In the literature, 2 main treatment modalities have been proposed for the removal of foreign bodies in the sinuses20: (1) an intraoral approach with the creation of a bony window in the anterior-lateral wall of the maxillary sinus,21 which can be used endoscopically22 as well; and (2) a transnasal approach with functional endoscopic sinus surgery.23 In our case, the endoscopic approaches could not manage an implant apex that perforated the sinus because a portion was osseointegrated. For this reason, we created on the right a bony window in the lateral wall of the sinus to get to the implant apex and remove it. Moreover, to manage the other fractured implants, we needed to get to the maxillary bone under the sinus and remove the osseointegrated apexes. So we had to find another technical solution.

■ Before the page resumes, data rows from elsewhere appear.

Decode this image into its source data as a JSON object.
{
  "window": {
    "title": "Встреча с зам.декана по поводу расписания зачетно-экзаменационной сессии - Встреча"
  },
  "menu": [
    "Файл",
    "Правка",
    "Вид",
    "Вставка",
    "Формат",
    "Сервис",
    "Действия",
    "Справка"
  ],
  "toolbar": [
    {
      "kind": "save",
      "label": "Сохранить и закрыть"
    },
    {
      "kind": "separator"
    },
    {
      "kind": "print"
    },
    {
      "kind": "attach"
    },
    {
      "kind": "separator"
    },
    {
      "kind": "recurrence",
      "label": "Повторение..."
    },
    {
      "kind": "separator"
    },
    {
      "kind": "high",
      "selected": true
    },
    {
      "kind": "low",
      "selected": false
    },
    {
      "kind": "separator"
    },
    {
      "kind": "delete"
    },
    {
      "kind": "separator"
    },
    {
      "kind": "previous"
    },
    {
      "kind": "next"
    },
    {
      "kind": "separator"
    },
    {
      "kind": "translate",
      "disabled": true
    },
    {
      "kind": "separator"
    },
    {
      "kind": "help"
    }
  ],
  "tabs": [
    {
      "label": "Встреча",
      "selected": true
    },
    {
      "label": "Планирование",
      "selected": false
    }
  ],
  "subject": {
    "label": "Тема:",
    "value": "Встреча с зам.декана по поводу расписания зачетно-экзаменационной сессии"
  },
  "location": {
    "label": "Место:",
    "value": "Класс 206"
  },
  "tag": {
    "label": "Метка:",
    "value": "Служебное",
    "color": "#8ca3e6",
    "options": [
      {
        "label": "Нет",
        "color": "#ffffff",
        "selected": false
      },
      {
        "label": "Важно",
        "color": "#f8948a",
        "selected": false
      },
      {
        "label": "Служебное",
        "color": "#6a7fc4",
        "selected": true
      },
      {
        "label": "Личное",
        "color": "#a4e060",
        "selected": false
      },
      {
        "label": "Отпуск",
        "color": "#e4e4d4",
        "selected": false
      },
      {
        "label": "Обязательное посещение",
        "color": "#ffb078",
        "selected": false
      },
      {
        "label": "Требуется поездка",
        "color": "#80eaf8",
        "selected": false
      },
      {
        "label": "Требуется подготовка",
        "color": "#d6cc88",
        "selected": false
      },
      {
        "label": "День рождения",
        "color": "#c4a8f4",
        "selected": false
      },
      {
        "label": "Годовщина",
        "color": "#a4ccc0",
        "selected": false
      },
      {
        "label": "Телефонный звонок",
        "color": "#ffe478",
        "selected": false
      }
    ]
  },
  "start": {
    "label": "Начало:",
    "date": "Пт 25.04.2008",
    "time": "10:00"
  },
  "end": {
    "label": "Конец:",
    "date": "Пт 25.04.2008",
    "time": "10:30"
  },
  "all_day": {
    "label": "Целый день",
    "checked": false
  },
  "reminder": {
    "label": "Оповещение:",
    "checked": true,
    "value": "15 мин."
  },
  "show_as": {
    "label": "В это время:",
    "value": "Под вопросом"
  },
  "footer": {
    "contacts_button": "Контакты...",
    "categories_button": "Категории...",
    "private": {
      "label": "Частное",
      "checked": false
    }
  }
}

The standard way to remove unsuccessful implants involves the probing technique, which utilizes a circular drill bigger than the implant diameter to remove the osseointegrated device. If the aim is to place a new implant in the same location, the external diameter of the drill must be taken into account, to insert an implant with a larger diameter and thus ensure primary stability. The problem is that this technique removes copious quantities of bone while trying to overcome the force of osseointegration, leading to the destruction of bone surrounding the implant and making the placement of new implants often impossible. The other limit of this procedure is the difficulty of removal when the implants are not visible on the alveolar crest. Another solution consists of removal of the coronal component of the fractured implant, while leaving the remaining apical fragment integrated within the bone. If additional implants prove necessary, they can be placed elsewhere in accordance with existing anatomic possibilities.24–26
In this case, it was important to remove several fractured implants while keeping the bone suitable to plan an immediate implant rehabilitation.27 Moreover, the fractured apexes were invisible by intraoral examination, and removal by drill would have destroyed a big quantity of bone. The implants could have been left in situ in the absence of symptoms, but this would have prevented the scheduled rehabilitation. The apicoectomy technique allowed a good visual field to get to fractured implants without destruction of the alveolar bone below and to evaluate the state of the bone for placement of new implants. Moreover, this approach permitted removal of the implant in the sinus and management of the perforated sinus membrane. Immediate rehabilitation with 8 new implants and insertion of hydroxyapatite and resorbable membrane was performed.